Q: Why did you start TextQL? What’s the origin story of eventually getting conviction to start a company? Especially in a space where there’s a lot of incumbents

While I was at Tackle, I was doing all of the SQL-monkey-work for the whole company – and I realized I could automate myself out of that role once I came across the improving performance of language model’s code generation abilities. Then I looked at the incumbents and challengers and realized that everyone was building with and for the models that existed already, instead of looking at the slope and building forward facing products.

When we forecast 10 years in the future, I don’t think the role of the data analyst, someone who works on top of a layer of cleaned dbt tables and communicates with business users about what they need, is going to exist anymore. Every single piece of that, from the question clarification, dashboard navigation, SQL writing and Python analysis will be automated. From there, we worked backwards to figure out how to build that future.

Q: How does TextQL work?

TextQL’s product has 3 parts, which can be thought of as the rails, the train, and the station.

The rails is the catalog and semantic layer, we document every dbt model and column in your warehouse and then enrich that information in the semantic layer. We then store all of that information, alongside an index of your BI tools within a data catalog.

The train is the query engine that uses a vector database to identify the correct output from your data assets to return to a user. It gets you the table and data you’re looking for.

The station is our python interpreter, it picks up the table output and analyzes it for leading indicators, linear regression, predictive analysis, and anything else an analyst can do in a notebook.

Q: Why couldn’t I just grab open source models out there or use ChatGPT?

While the models seem good enough on academic benchmarks, they don’t have infinite context windows. Relying on the metrics or semantics layer adds that additional guardrail, and we can return existing dashboards when that’s the right solution (as opposed to trying to generate new SQL every time).

Also – do you really want to rebuild everything we’ve built from scratch? There are a dozen integrations, metadata management, context window management, model tuning, validation test set question generation, validation testing, model selecting, vector indexing, and the list keeps going…

Q: Anything proprietary you’re doing differently than everyone else?

There’s no other team out there that’s enriching your documentation and metadata, indexing every single asset, storing that in a language model-friendly way, and then using that to power analysis on the other side.

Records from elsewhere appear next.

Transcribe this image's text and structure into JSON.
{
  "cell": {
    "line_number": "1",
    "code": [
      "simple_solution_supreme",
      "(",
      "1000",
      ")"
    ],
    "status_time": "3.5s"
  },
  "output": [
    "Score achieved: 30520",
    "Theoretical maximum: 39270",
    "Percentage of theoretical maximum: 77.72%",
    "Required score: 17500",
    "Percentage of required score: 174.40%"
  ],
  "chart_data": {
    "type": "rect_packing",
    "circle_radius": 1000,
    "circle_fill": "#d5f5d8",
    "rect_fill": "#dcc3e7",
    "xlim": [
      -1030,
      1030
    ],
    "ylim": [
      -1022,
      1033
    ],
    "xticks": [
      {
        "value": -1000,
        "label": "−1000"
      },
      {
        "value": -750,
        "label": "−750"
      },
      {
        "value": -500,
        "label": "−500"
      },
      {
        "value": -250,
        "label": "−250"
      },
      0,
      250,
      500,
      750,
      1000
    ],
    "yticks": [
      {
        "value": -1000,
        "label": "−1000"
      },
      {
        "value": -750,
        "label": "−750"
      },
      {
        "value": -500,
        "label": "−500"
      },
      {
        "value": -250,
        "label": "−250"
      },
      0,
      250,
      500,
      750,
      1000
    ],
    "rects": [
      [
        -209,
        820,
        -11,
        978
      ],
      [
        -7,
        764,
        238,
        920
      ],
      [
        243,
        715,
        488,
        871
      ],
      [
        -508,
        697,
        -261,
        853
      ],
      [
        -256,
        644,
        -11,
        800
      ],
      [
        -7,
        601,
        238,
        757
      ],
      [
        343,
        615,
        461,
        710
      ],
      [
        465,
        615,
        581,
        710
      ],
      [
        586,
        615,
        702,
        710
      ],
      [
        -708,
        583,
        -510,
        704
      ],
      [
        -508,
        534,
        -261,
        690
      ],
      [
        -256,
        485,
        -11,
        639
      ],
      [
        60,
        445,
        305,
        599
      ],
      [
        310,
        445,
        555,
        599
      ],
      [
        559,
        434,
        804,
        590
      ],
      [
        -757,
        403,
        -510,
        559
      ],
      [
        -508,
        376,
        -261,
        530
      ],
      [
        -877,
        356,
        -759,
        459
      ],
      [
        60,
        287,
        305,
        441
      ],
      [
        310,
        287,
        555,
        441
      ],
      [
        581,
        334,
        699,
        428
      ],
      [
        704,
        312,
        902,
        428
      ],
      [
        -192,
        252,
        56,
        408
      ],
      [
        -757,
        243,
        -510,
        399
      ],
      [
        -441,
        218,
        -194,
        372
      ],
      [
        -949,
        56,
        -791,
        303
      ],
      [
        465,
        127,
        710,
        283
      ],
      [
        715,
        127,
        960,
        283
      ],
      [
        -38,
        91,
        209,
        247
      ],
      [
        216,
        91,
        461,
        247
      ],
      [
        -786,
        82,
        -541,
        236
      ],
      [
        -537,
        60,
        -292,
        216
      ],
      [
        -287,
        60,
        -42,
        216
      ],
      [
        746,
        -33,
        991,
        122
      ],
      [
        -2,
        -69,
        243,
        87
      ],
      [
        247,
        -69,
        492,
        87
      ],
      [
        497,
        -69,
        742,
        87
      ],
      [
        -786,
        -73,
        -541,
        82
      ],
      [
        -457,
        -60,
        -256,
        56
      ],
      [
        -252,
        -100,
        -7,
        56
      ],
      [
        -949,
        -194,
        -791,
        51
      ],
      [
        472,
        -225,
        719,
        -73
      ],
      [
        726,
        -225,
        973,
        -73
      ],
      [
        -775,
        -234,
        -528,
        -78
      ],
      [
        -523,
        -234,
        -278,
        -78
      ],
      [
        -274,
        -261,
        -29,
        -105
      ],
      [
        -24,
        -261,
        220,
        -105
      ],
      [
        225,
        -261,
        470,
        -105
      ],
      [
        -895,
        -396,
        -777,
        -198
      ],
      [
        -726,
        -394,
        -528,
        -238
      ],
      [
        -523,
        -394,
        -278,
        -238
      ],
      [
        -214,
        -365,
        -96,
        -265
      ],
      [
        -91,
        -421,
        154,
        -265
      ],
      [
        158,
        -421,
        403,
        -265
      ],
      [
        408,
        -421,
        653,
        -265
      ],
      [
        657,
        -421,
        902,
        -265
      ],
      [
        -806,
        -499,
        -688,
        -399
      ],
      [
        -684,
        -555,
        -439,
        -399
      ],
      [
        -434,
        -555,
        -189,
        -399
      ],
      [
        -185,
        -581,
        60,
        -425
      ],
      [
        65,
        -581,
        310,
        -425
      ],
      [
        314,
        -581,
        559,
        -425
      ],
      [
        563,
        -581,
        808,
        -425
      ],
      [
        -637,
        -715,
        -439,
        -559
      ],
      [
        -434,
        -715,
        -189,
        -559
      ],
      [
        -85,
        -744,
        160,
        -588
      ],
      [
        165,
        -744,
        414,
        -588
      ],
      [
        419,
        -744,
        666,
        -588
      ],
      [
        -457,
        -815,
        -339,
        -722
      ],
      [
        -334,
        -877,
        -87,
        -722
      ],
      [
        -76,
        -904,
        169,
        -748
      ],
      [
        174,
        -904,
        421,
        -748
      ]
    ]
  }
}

Our secret sauce is our Capsule (name still pending). When we were taking a customer live, we realized a lot of domain-specific information easily maps onto a semantic layer. We invented a Capsule, a unit of domain-specific metadata that we can synthesize from every conversation you have with TextQL – making it more intelligent every time you interact.

Q: What’s your wedge into this market?

With a lot of our peers, they often market their value as sidestepping the data and BI team directly or indirectly. But all companies will have data teams that will be the custodian of the data. As someone who ran the data team at Tackle and run their SQL reports, a text-to-SQL solution is not enough. We will build deep integrations with their semantic layer (dbt, Coalesce) and data catalogs (Alation, Collibra), ensuring that the definitions we use are the same as the ones they’ve laid out. That model will win over the trust of data teams in the short run by delivering accurate summaries of their past work.

Q: Data analysis is probably one of the most crowded application space for generative AI, maybe 2nd or 3rd to writing assistants. What are you worried about?

I’m doing this because I think the future will be a world where anyone will be analyze their data without any technical skills – no more bottlenecks on the data team for other people to get the analysis they need. If someone else cracks the perfect experience that solves the problem for everyone – I’d be perfectly happy with that.

This is a massive opportunity and a massive problem, and I think we have a solid shot on goal here. Is it a layup? Probably not, but I’m excited never the less.